Nick Park attributes the startling success of his plasticine-animated Wallace and Gromit short films, now airing in 70 territories with merchandising agents in 25 territories, to the characters' endearing cultural authenticity. 'The work we've done comes from our background. It's rooted...
December 1, 1997

Nick Park attributes the startling success of his plasticine-animated Wallace and Gromit short films, now airing in 70 territories with merchandising agents in 25 territories, to the characters’ endearing cultural authenticity. ‘The work we’ve done comes from our background. It’s rooted in the English working class-eccentric, British and subtle,’ says the three-time Oscar winner. Park’s native Bristol, an industrial factory town, was the inspiration for the comedic characters and is the location of his burgeoning studio, Aardman Animations.
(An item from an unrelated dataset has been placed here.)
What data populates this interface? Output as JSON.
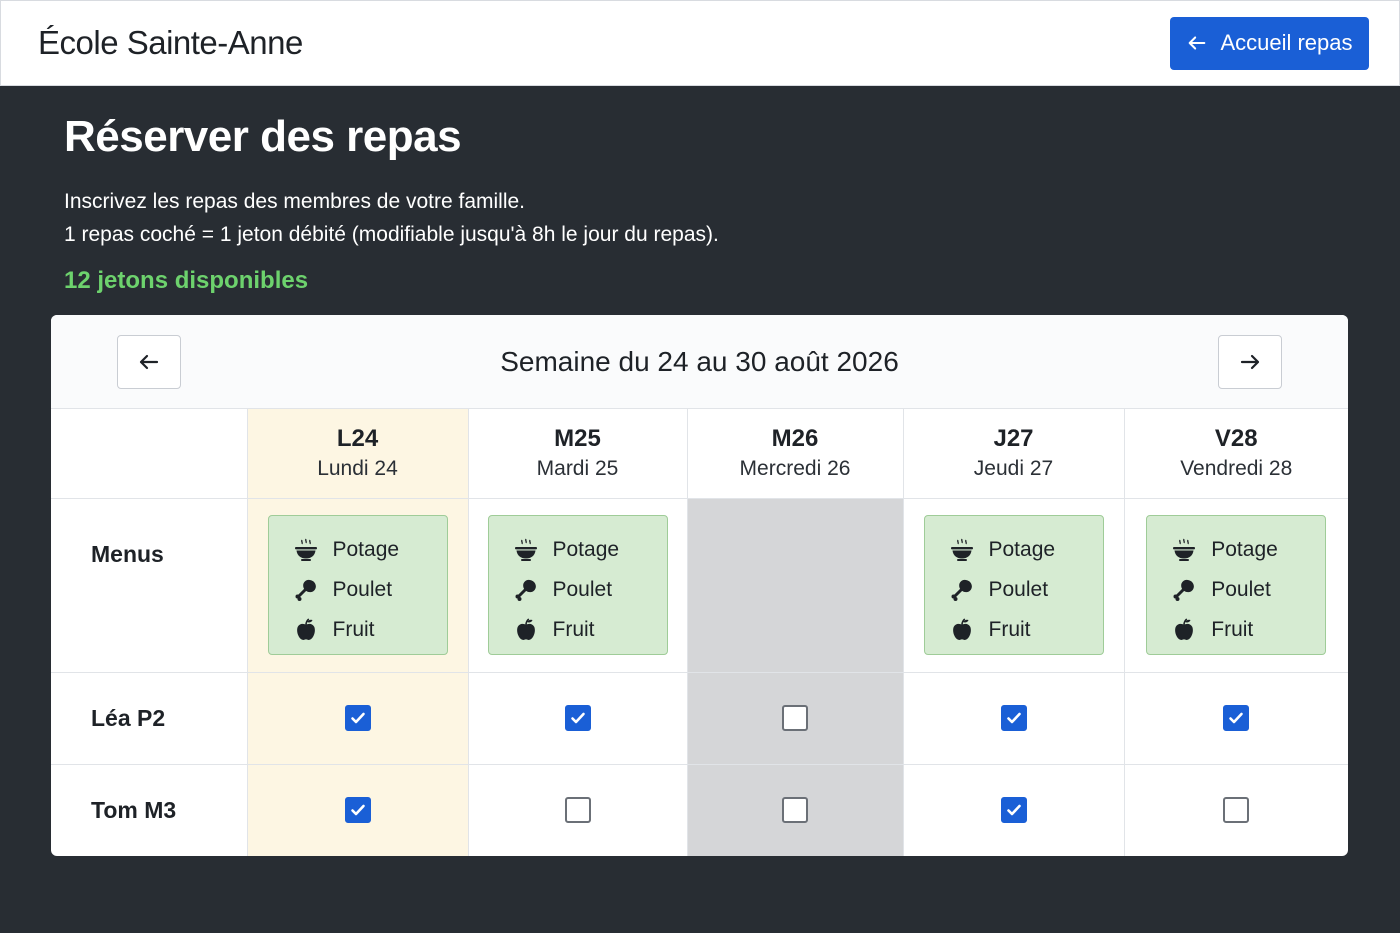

Ironically, it is just this local flavor that Park must fight for as Hollywood studios vie to back his first feature-length film, a non-Wallace and Gromit project entitled Chicken Run. The film is budgeted in the neighborhood of UK£15 million to UK£25 million (US$25 million to US$42 million). He plans to produce the film in Bristol.

‘We find it quite important to not be too much a part of the system here,’ says Park, referring to Los Angeles. ‘We want to keep that drab, dreamy mood [of Northern England] even if we’re making Hollywood pictures.’
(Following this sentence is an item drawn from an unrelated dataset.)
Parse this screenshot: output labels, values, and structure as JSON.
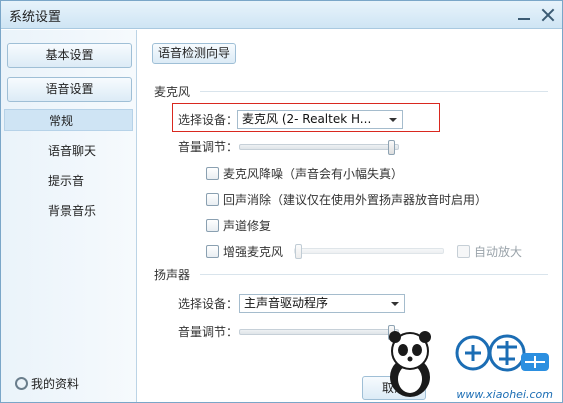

And though he has had offers to direct live action, he has turned them down. ‘I’d feel lost if I wasn’t working with plasticine,’ he says. ‘I just feel at home with a lump of clay [and my] ability to manipulate that. You’re in complete control.’

More difficult for Park to control has been the licensing and merchandising explosion surrounding the Wallace and Gromit properties. ‘I’m surprised how well [the merchandise] has done just for three short films,’ says Park. Demand is so high for products that Park is unable to sign off on all merchandise, but he is ‘scrupulous’ about what goes into stores. ‘It matters too much. We don’t want to produce rubbish,’ he says.

This year, Park released a non-Wallace and Gromit animated short titled Creature Comforts, and other non-Wallace and Gromit projects are slated for the future. However, Park doubts he’ll ever stop producing Wallace and Gromit films. ‘Actually, I have a love/hate relationship with them. I don’t think I could ever put [them] down for very long.’